Mayor Bill de Blasio attacked former Mayor Rudolph Giuliani for his claim that the solution to the mushrooming homelessness population is to “chase them out of the city”—and argued that his Republican predecessor should instead remember the charitable precepts espoused by Catholic leaders like Cardinal Timothy Dolan and Pope Francis.
Appearing on the Brian Lehrer Show on WNYC today, Mr. de Blasio pointed to a recent editorial in the Daily News by Mr. Dolan that criticized those who would “depersonalize” indigents and to repeated remarks by the Pope highlighting the plight of the poor. The former mayor, who dealt aggressively with homelessness and crime in the 1990s, has been a frequent critic of his liberal successor.
“I think first of all, I would urge the former mayor to listen to what the Pope is saying and what the cardinal is saying in terms of, we don’t chase human beings who are in crisis. We try and address their problems and get them to the kind of help they need and off the streets,” said Mr. de Blasio.
Speaking on WNBC last week, Mr. Giuliani indicated that he saw Mr. de Blasio’s approach to the homelessness issue—which has been to invest in more mental health and affordable housing services, and to create a task force to develop further strategies—as soft and insufficient.
“You chase them and you chase them and you chase them, and they either get the treatment that you need, or you chase them out of the city,” Mr. Giuliani said, arguing that he had made better use of NYPD Commissioner Bill Bratton, who has served under both mayors. “I didn’t need a task force. There was me and Bratton, there was my brain, his people.”
Mr. de Blasio highlighted that new legal precedent since Mr. Giuliani’s administration has reduced the ability of law enforcement to arrest and detain people sleeping in the streets or loitering in parks.
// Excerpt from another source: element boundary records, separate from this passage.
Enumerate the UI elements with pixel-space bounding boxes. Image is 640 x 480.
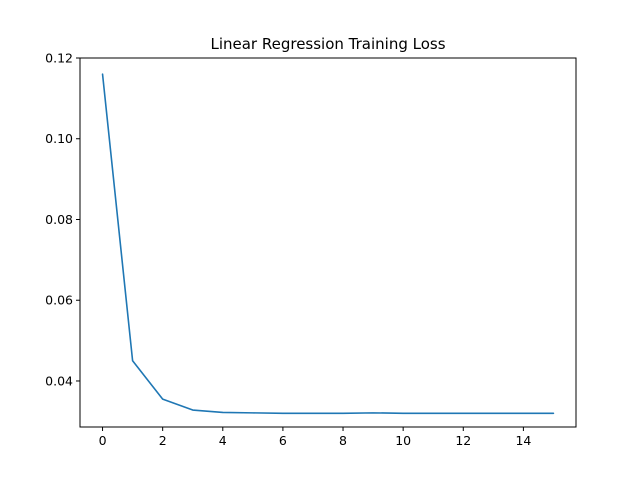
loss-data-point	[493, 412, 495, 414]
plot-frame	[79, 57, 577, 428]
loss-data-point	[222, 412, 224, 414]
loss-data-point	[462, 412, 464, 414]
x-axis: 0 2 4 6 8 10 12 14	[99, 427, 531, 448]
x-tick-label: 6	[279, 433, 287, 448]
loss-data-point	[553, 412, 555, 414]
loss-data-point	[162, 398, 164, 400]
x-tick-label: 10	[395, 433, 411, 448]
plot-area	[101, 73, 555, 415]
loss-data-point	[432, 412, 434, 414]
loss-data-point	[402, 412, 404, 414]
x-tick-label: 14	[515, 433, 531, 448]
x-tick-label: 12	[455, 433, 471, 448]
y-tick-label: 0.06	[45, 293, 73, 308]
y-axis: 0.04 0.06 0.08 0.10 0.12	[45, 51, 80, 388]
y-tick-label: 0.08	[45, 212, 73, 227]
x-tick-label: 0	[99, 433, 107, 448]
loss-series-line	[101, 73, 555, 415]
loss-data-point	[312, 412, 314, 414]
x-tick-label: 2	[159, 433, 167, 448]
loss-data-point	[523, 412, 525, 414]
chart-title: Linear Regression Training Loss	[210, 35, 445, 53]
loss-data-point	[372, 412, 374, 414]
y-tick-label: 0.12	[45, 51, 73, 66]
loss-data-point	[192, 409, 194, 411]
loss-data-point	[282, 412, 284, 414]
loss-data-point	[102, 73, 104, 75]
loss-data-point	[132, 360, 134, 362]
x-tick-label: 4	[219, 433, 227, 448]
y-tick-label: 0.04	[45, 373, 73, 388]
y-tick-label: 0.10	[45, 131, 73, 146]
loss-data-point	[252, 412, 254, 414]
loss-data-point	[342, 412, 344, 414]
x-tick-label: 8	[339, 433, 347, 448]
“It’s a complicated problem. And the notion you can minimize it, that’s, that’s not a serious look at how to solve the problem. And it doesn’t recognize that the problem has gotten much harder in many ways,” he said, adding that the city was partnering with religious groups to deal with the issue. “We’ve been working with faith communities all over the city and they’ve been great partners in this, to get folks off the street and get them the help they need. That’s how we’re going to address this challenge.”
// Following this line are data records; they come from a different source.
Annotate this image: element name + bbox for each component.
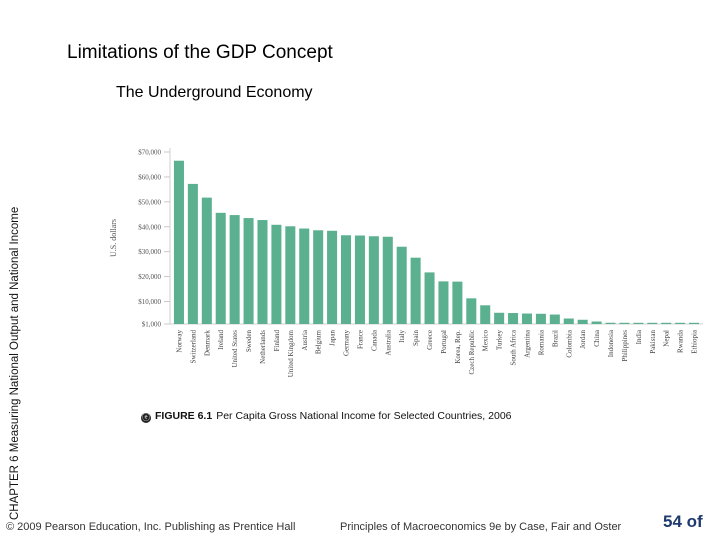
category-label: Spain [412,330,420,346]
category-label: Germany [343,330,351,357]
category-label: Pakistan [649,330,657,354]
bar [341,235,352,324]
category-label: Nepal [663,330,671,347]
book-footer: Principles of Macroeconomics 9e by Case,… [340,521,622,533]
bar [480,305,491,324]
bar [368,236,379,324]
category-label: China [593,329,601,347]
page-number: 54 of [663,512,703,531]
category-label: Finland [273,330,281,352]
category-label: Netherlands [259,330,267,364]
category-label: Japan [329,330,337,346]
category-label: Brazil [551,330,559,347]
bar [633,322,644,324]
category-label: Indonesia [607,329,615,357]
bar [299,228,310,324]
bar [452,281,463,324]
category-label: United Kingdom [287,329,295,377]
bar [494,312,505,324]
slide-title: Limitations of the GDP Concept [67,42,333,63]
bar [173,160,184,324]
chart-svg: $1,000 $10,000 $20,000 $30,000 $40,000 $50,00… [109,148,703,377]
bar [215,212,226,324]
copyright-footer: © 2009 Pearson Education, Inc. Publishin… [6,521,296,533]
y-tick-label: $10,000 [138,298,161,306]
bar [661,322,672,324]
category-label: Australia [384,329,392,356]
category-label: Ireland [217,330,225,350]
bar [313,230,324,324]
y-tick-label: $40,000 [138,223,161,231]
figure-caption: ⓔ FIGURE 6.1 Per Capita Gross National Inc… [141,410,512,423]
category-label: France [356,330,364,349]
category-label: United States [231,330,239,368]
bar [201,197,212,324]
econ-icon: ⓔ [141,413,151,423]
bar [327,230,338,324]
bar [591,321,602,324]
bar [647,322,658,324]
bar [257,220,268,324]
category-label: Switzerland [189,330,197,364]
bar [605,322,616,324]
bar [424,272,435,324]
category-label: Denmark [203,330,211,357]
y-axis-title: U.S. dollars [109,219,118,257]
chapter-side-label: CHAPTER 6 Measuring National Output and … [9,206,21,520]
bar [271,224,282,324]
category-label: Belgium [315,329,323,354]
slide-subtitle: The Underground Economy [116,84,313,101]
y-tick-label: $50,000 [138,198,161,206]
y-tick-label: $1,000 [142,321,162,329]
category-label: Argentina [523,329,531,358]
bar [675,322,686,324]
y-tick-label: $20,000 [138,273,161,281]
category-label: Greece [426,330,434,350]
category-label: Jordan [579,330,587,349]
bar [396,246,407,324]
bar [466,298,477,324]
bar [410,257,421,324]
category-label: Rwanda [677,329,685,353]
category-label: Turkey [496,330,504,350]
bar [243,218,254,324]
category-label: Korea, Rep. [454,330,462,364]
bar [689,322,700,324]
y-tick-label: $30,000 [138,248,161,256]
category-label: Ethiopia [691,329,699,354]
category-label: India [635,329,643,344]
category-label: Portugal [440,330,448,354]
bar [229,215,240,324]
category-label: Colombia [565,329,573,358]
bar [619,322,630,324]
bar [382,236,393,324]
category-label: Norway [175,330,183,353]
figure-caption-text: Per Capita Gross National Income for Sel… [216,410,512,422]
figure-number: FIGURE 6.1 [155,410,213,422]
category-label: South Africa [510,329,518,365]
y-tick-label: $70,000 [138,149,161,157]
y-tick-label: $60,000 [138,173,161,181]
category-label: Austria [301,329,309,351]
category-label: Romania [537,329,545,355]
bar [438,281,449,324]
category-label: Philippines [621,330,629,362]
category-label: Sweden [245,330,253,353]
category-label: Canada [370,329,378,351]
bar [549,314,560,324]
bar [508,313,519,324]
bar [187,183,198,324]
category-label: Mexico [482,330,490,352]
bar [535,313,546,324]
category-label: Czech Republic [468,330,476,375]
bar [285,226,296,324]
bar [563,318,574,324]
bar [577,319,588,324]
bar [521,313,532,324]
bar-chart: $1,000 $10,000 $20,000 $30,000 $40,000 $50,00… [100,138,710,390]
category-label: Italy [398,330,406,343]
bar [354,235,365,324]
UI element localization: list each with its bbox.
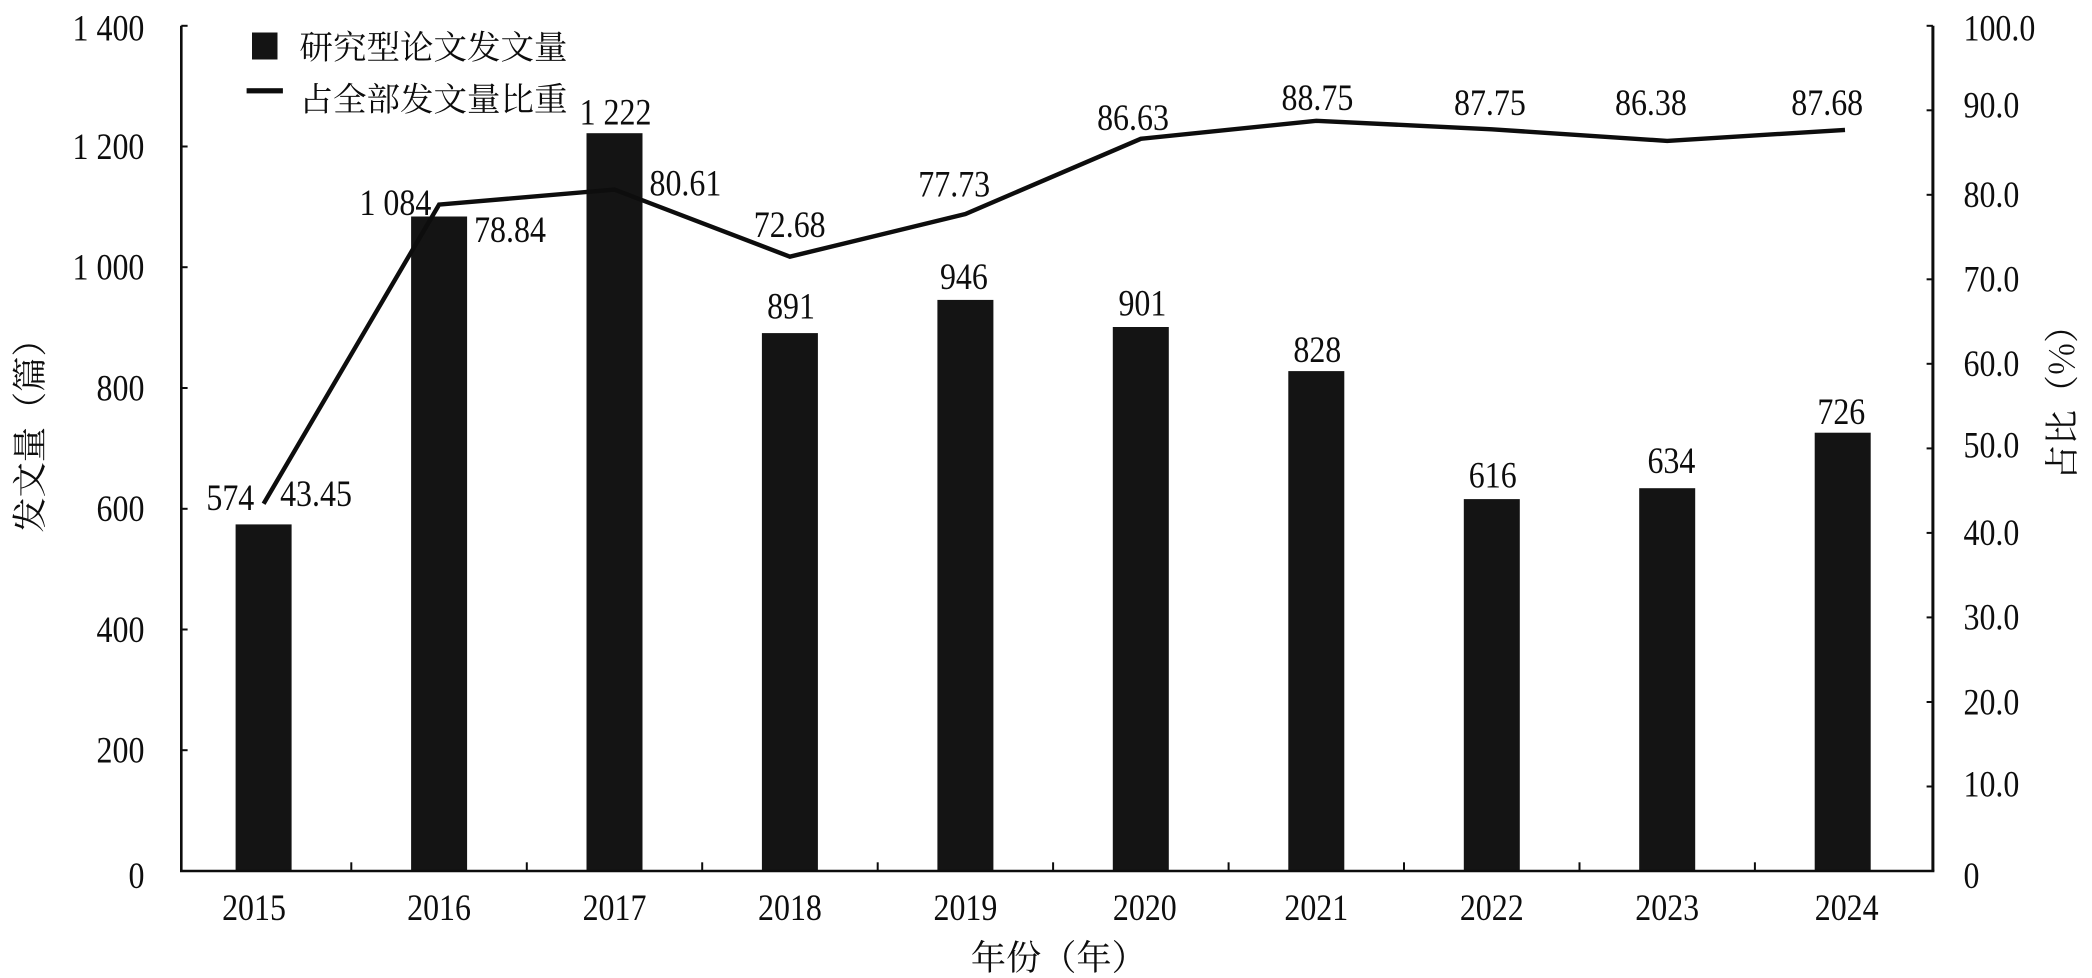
svg-text:40.0: 40.0 — [1964, 513, 2020, 553]
svg-text:72.68: 72.68 — [754, 205, 826, 245]
svg-text:1 222: 1 222 — [580, 93, 652, 133]
svg-text:1 084: 1 084 — [359, 183, 431, 223]
svg-text:2022: 2022 — [1460, 888, 1524, 928]
svg-text:87.68: 87.68 — [1791, 83, 1863, 123]
svg-text:78.84: 78.84 — [474, 210, 546, 250]
svg-text:2018: 2018 — [758, 888, 822, 928]
svg-text:828: 828 — [1293, 330, 1341, 370]
svg-text:77.73: 77.73 — [918, 165, 990, 205]
svg-text:2021: 2021 — [1284, 888, 1348, 928]
svg-text:10.0: 10.0 — [1964, 764, 2020, 804]
svg-text:0: 0 — [128, 856, 144, 896]
svg-text:50.0: 50.0 — [1964, 426, 2020, 466]
svg-text:0: 0 — [1964, 856, 1980, 896]
svg-text:86.38: 86.38 — [1615, 83, 1687, 123]
svg-text:726: 726 — [1817, 392, 1865, 432]
svg-text:88.75: 88.75 — [1281, 78, 1353, 118]
svg-text:2020: 2020 — [1113, 888, 1177, 928]
svg-text:2019: 2019 — [933, 888, 997, 928]
svg-text:1 400: 1 400 — [73, 9, 145, 49]
svg-text:634: 634 — [1647, 441, 1695, 481]
svg-text:70.0: 70.0 — [1964, 260, 2020, 300]
svg-text:200: 200 — [97, 731, 145, 771]
svg-text:60.0: 60.0 — [1964, 344, 2020, 384]
svg-text:100.0: 100.0 — [1964, 9, 2036, 49]
svg-text:2016: 2016 — [407, 888, 471, 928]
svg-text:80.0: 80.0 — [1964, 175, 2020, 215]
svg-text:90.0: 90.0 — [1964, 86, 2020, 126]
svg-text:400: 400 — [97, 610, 145, 650]
svg-text:800: 800 — [97, 368, 145, 408]
svg-text:574: 574 — [206, 478, 254, 518]
svg-text:891: 891 — [767, 287, 815, 327]
svg-text:2015: 2015 — [222, 888, 286, 928]
svg-text:946: 946 — [940, 257, 988, 297]
svg-text:901: 901 — [1118, 284, 1166, 324]
svg-text:86.63: 86.63 — [1097, 98, 1169, 138]
svg-text:616: 616 — [1469, 456, 1517, 496]
svg-text:43.45: 43.45 — [280, 474, 352, 514]
svg-text:80.61: 80.61 — [649, 164, 721, 204]
svg-text:1 000: 1 000 — [73, 248, 145, 288]
svg-text:20.0: 20.0 — [1964, 682, 2020, 722]
svg-text:30.0: 30.0 — [1964, 598, 2020, 638]
svg-text:2017: 2017 — [583, 888, 647, 928]
svg-text:87.75: 87.75 — [1454, 83, 1526, 123]
svg-text:2023: 2023 — [1635, 888, 1699, 928]
svg-text:1 200: 1 200 — [73, 127, 145, 167]
svg-text:600: 600 — [97, 489, 145, 529]
svg-text:2024: 2024 — [1815, 888, 1879, 928]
Mr. Giuliani did not immediately respond to requests for comments. Both men frequently tout their Italian roots, with Mr. de Blasio having made two trips to the Vatican while in office.
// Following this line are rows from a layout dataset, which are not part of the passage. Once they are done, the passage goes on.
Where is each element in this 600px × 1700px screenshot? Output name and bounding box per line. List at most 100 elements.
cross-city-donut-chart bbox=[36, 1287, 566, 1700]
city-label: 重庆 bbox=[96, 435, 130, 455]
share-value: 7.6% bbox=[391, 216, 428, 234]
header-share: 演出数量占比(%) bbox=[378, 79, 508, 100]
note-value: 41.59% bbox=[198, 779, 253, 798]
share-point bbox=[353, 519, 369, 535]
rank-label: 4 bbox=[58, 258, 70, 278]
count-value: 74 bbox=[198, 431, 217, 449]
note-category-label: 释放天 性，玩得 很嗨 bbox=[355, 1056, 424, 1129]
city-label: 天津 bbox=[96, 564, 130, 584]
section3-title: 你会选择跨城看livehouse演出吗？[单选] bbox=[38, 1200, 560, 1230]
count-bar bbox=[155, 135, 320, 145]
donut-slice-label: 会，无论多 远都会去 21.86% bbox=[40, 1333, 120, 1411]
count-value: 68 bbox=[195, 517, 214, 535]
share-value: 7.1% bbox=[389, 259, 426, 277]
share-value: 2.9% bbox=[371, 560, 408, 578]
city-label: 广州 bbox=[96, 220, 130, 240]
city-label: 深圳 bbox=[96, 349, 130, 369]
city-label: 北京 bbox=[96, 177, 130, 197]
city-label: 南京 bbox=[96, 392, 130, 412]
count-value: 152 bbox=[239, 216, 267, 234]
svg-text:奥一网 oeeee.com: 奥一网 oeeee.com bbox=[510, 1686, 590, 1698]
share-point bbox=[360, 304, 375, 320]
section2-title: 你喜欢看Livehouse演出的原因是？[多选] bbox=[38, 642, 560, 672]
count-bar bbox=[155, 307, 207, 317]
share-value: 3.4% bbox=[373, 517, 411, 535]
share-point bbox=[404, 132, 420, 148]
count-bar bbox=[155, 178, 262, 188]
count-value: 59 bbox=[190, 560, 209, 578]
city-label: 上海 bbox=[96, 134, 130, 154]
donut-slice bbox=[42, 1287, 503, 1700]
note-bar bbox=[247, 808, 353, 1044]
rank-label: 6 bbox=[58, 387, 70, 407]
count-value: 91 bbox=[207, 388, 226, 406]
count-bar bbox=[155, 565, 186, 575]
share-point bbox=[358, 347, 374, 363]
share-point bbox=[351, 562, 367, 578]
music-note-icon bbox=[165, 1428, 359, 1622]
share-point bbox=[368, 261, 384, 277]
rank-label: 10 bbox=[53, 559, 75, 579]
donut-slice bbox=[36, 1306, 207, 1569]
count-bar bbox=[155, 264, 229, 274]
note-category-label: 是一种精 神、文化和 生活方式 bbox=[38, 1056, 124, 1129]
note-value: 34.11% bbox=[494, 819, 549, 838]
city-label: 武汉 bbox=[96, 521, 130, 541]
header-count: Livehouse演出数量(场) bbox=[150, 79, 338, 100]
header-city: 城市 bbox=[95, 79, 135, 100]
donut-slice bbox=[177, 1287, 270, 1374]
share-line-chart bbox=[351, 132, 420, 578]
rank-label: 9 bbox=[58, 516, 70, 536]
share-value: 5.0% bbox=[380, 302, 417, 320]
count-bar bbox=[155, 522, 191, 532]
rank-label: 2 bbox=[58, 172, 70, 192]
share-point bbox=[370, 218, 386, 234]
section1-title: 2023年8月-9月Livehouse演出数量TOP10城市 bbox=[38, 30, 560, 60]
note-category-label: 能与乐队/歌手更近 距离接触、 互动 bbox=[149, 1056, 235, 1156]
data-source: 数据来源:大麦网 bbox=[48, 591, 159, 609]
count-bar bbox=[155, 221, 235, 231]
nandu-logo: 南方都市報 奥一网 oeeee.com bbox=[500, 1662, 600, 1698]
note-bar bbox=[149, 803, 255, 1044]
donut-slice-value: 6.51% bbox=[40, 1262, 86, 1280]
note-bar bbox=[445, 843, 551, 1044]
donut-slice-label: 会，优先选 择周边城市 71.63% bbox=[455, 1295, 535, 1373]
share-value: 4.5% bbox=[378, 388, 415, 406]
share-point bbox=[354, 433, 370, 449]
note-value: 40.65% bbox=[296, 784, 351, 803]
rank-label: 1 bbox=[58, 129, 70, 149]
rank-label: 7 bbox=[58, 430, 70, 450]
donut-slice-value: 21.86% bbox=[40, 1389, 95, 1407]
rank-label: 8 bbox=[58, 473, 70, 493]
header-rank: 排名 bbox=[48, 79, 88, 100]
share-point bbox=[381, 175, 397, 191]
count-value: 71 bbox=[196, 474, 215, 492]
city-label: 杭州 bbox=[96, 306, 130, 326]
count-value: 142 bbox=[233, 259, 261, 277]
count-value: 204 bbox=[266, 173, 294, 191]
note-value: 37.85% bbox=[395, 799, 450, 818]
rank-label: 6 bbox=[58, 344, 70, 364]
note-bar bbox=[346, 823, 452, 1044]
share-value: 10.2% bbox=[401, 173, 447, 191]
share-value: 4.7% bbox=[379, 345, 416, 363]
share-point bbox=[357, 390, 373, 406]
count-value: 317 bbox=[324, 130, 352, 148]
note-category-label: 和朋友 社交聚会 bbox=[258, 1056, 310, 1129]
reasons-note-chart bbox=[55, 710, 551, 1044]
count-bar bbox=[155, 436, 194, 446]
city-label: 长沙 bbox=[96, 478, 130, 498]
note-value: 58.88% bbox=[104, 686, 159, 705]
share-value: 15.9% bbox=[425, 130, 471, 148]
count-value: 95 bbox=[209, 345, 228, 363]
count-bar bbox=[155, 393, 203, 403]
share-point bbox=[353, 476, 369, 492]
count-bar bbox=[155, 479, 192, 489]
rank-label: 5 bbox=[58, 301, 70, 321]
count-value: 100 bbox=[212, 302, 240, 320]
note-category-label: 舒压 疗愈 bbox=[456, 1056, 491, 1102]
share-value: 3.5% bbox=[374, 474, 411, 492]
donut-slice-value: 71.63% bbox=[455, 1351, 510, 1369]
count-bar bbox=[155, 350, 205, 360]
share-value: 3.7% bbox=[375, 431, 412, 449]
Pope Francis is scheduled to visit New York as part of an American tour later this month. Shortly after being elected pontiff, the Argentinian-born leader lamented the lack of empathy in society for those in need of shelter.
“If a person, on a winter’s night, dies here on the street nearby, that’s not news. It seems normal! On the other hand, a drop of 10 points on the stock exchange is a tragedy. People are discarded, as if they were garbage!” he said at the Vatican shortly after his election.